Komisi X Minta Kemendikbudristek Turun Tangan terkait Mundurnya Tujuh Guru Besar Unhas

0
0
Ket foto: Ketua Komisi X DPR RI Syaiful Huda dalam keterangan yang diterima tim Parlementaria, Senin (7/11/2022).

Jakarta, Info Independen.com – Ketua Komisi X DPR RI Syaiful Huda meminta Kemendikbudristek turun tangan mengatasi kasus tujuh guru besar Universitas Hasanuddin (Unhas) Makassar yang mundur baru-baru ini. Diberitakan, para guru besar tersebut mundur karena adanya intervensi soal kelulusan mahasiswa S3 Fakultas Ekonomi dan Bisnis (FEB) diusut tuntas.

“Kasusnya mogoknya tujuh guru besar Unhas dari kegiatan belajar mengajar di Fakultas Ekonomi dan Bisnis harus diusut tuntas. Kami mendukung tim verifikasi yang dibentuk oleh Rektor Unhas dalam mengumpulkan fakta seputar kasus tersebut. Kami menyarankan Kemendikbud menyertakan tim supervisi untuk memastikan tim verifikasi Unhas bekerja optimal,” kata Huda dalam keterangan yang diterima tim Parlementaria, Senin (7/11/2022).

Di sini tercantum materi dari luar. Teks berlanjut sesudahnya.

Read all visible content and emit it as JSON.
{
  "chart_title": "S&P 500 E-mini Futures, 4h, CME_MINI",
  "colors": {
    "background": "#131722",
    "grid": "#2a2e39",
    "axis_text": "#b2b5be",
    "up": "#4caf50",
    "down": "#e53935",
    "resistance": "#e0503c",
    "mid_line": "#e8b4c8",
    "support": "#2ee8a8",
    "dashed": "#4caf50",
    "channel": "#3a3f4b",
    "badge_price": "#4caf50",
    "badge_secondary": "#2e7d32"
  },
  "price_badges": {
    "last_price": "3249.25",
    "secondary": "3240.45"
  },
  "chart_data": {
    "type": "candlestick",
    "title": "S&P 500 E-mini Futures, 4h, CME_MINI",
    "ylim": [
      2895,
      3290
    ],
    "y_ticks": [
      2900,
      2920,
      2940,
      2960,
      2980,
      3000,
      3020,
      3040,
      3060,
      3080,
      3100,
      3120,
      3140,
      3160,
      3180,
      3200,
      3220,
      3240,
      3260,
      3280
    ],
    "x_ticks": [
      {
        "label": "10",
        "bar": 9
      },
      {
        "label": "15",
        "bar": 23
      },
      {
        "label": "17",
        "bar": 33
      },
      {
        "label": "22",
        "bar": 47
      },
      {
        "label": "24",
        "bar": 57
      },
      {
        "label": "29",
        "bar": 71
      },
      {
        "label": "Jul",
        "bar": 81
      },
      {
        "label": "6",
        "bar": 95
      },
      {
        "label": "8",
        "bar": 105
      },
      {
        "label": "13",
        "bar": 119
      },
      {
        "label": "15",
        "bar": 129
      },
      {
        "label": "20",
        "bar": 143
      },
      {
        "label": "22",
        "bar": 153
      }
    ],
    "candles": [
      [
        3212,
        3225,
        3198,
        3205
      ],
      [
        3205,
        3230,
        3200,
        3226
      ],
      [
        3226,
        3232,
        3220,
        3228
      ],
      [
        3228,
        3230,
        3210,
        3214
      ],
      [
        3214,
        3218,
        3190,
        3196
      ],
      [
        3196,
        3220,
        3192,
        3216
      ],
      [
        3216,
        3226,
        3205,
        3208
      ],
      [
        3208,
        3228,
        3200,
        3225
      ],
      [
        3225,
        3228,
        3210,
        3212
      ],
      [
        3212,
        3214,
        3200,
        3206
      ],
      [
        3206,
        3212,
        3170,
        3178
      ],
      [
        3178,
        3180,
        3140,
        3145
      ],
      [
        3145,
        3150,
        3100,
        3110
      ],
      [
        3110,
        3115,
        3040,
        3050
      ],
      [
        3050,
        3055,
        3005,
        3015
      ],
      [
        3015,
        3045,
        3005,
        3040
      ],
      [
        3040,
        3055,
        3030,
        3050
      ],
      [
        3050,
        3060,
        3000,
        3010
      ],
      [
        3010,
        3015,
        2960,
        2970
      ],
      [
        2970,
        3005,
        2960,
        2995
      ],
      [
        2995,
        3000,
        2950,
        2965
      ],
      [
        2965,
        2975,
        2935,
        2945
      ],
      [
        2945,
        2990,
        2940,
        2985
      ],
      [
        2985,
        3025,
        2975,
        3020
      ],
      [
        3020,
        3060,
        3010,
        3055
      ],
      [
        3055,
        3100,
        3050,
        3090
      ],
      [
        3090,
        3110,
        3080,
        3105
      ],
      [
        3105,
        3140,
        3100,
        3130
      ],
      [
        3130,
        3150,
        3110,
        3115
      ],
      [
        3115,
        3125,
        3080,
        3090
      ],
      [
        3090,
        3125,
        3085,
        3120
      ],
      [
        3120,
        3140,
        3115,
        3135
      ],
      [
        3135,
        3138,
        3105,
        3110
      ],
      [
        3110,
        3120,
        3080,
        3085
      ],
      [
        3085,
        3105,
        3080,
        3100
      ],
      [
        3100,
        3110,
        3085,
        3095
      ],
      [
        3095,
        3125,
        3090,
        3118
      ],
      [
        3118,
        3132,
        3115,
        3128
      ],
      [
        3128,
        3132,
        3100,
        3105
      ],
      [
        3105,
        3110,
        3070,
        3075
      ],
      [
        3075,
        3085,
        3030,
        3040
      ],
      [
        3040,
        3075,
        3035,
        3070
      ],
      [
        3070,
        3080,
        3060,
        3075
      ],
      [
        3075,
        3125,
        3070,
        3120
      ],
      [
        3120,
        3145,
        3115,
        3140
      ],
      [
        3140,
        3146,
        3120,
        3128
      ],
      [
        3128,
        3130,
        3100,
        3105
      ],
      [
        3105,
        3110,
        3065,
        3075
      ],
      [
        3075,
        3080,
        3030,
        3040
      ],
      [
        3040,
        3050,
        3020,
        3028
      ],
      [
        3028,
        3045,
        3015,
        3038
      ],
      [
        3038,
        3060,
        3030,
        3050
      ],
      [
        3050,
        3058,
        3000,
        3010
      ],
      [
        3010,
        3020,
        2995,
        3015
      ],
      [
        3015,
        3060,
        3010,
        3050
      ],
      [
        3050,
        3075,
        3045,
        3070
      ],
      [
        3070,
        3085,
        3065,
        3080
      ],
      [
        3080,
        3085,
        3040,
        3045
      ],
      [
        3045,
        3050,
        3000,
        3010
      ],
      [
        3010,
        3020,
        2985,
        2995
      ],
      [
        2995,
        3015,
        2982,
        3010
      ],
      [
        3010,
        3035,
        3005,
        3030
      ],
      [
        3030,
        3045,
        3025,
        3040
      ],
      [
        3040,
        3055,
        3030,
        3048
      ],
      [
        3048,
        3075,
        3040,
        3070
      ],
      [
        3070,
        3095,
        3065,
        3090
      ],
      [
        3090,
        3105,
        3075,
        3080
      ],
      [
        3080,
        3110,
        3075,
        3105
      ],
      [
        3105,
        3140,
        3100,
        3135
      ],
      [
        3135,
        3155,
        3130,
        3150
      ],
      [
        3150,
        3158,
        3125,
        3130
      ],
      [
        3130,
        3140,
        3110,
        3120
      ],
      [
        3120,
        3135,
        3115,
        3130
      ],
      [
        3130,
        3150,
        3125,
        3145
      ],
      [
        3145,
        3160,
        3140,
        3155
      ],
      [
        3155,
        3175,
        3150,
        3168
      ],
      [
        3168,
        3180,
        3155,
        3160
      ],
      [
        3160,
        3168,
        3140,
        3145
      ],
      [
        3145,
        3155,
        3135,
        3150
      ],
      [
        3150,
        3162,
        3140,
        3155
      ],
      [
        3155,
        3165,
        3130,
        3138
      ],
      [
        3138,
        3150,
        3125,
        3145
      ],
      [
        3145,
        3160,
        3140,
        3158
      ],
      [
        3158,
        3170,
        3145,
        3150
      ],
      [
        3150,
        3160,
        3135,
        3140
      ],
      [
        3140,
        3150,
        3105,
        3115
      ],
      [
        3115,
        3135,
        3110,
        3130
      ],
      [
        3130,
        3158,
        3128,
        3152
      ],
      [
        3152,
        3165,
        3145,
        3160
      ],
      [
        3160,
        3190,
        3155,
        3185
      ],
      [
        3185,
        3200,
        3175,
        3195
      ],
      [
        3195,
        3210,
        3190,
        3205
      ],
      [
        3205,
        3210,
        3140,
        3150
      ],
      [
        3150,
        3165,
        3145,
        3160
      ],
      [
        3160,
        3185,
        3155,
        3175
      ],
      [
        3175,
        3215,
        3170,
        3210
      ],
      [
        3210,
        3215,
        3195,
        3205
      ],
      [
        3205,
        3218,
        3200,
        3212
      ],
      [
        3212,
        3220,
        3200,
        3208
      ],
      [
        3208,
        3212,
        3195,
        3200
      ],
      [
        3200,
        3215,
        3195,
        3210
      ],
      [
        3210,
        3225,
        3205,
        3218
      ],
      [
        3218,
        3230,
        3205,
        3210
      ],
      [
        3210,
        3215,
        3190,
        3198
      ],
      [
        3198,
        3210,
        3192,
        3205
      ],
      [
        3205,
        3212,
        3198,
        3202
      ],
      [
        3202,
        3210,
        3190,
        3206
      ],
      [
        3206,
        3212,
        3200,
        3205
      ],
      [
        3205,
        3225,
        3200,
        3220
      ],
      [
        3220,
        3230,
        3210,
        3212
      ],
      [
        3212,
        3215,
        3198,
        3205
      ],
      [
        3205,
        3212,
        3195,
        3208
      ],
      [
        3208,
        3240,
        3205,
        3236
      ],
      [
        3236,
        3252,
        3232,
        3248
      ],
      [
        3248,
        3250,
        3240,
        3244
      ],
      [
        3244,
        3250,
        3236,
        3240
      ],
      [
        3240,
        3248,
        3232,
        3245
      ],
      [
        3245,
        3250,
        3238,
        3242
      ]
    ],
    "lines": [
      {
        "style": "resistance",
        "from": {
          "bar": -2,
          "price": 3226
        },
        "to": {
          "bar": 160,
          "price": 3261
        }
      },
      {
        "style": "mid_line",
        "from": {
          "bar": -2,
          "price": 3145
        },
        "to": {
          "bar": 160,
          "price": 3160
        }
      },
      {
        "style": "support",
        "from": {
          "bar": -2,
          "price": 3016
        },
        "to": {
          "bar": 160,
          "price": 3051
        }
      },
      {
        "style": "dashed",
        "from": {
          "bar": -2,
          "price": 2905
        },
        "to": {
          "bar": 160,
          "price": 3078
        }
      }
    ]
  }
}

Dia menyebut dugaan keterlibatan Dekan FEB mengenai kelulusan mahasiswa S3 juga perlu diusut tuntas. Ia pun berharap pemicu tujuh guru besar itu mundur harus segera dipastikan. Karena itu, tim verifikasi harus benar-benar memastikan apa pemicu mundurnya tujuh guru besar Unhas dari kegiatan belajar mengajar.

“Apakah benar karena arogansi dekan FEB yang ingin meluluskan mahasiswa doktoral melalui pendekatan kekuasaan? Jika benar demikian maka harus ada sanksi tegas untuk Dekan FEB. Karena hal itu jelas tidak bisa dibiarkan. Kampus merupakan lembaga akademis, sehingga setiap kebijakan akademis harus diambil dalam norma akademik. Jika norma akademik di kampus tidak dihormati maka akan menjadi preseden buruk di masa depan. Hal ini terlepas apakah mahasiswa doktoral yang bersangkutan telah mengundurkan diri atau tidak,” kata Politisi PKB itu.

Meski begitu, Huda juga mendorong agar dilakukan pengusutan terkait ada-tidaknya unsur kesengajaan dan politisasi pengunduran diri tujuh guru besar itu. Jika ada unsur politisasi, Huda meminta para guru besar itu disanksi akademik. Namun, jika dalam proses pencarian fakta diketahui ada kesengajaan tujuh guru besar untuk melakukan politisasi atas kasus tersebut, maka juga perlu disiapkan sanksi akademik.

BACA JUGA :  Pemerintah Terus Antisipasi Subvarian Covid-19

“Dari keterangan yang disampaikan Rektor Unhas, kasus ini hanya melibatkan setidaknya dua guru besar saja. Tetapi kenapa ada lima guru besar lain yang ingin melibatkan diri. Harus diakui bahwa dalam kampus kita juga masih ada intrik politik yang tidak sehat yang hal itu terkadang mempengaruhi kebijakan akademis,” sebut Huda.

Huda berharap kasus ini dijadikan pembelajaran. Hal itu, guna tercapainya iklim akademis yang lebih baik di perguruan tinggi. Karena itu, ia berharap kasus mogoknya tujuh guru besar FEB Unhas ini harus menjadi pelajaran bagi terciptanya iklim akademis yang lebih baik di lingkungan kampus.

“Tidak hanya untuk kampus Unhas, tetapi juga kampus-kampus lain di seluruh Indonesia. Apalagi kampus-kampus kita ini masih jauh tertinggal kualitas akademiknya dibandingkan negara lain. Bahkan di level negara G20, kampus Indonesia rata-rata memiliki peringkat terendah. Ini tentu menjadi PR kita bersama,” sebutnya.

Diketahui, banyaknya permasalahan yang terjadi di Fakultas Ekonomi dan Bisnis (FEB) Universitas Hasanuddin (Unhas) menjadi pemicu tujuh guru besar mengundurkan diri mengajar di Program Studi (Prodi) S3. Selain adanya dugaan intervensi, hal lainnya yakni adanya mahasiswa Prodi S3 yang diduga tidak pernah mengikuti perkuliahan dan nilainya tidak mencukupi. Tetapi dipaksakan oleh Dekan Fakultas Ekonomi dan Bisnis agar diluluskan.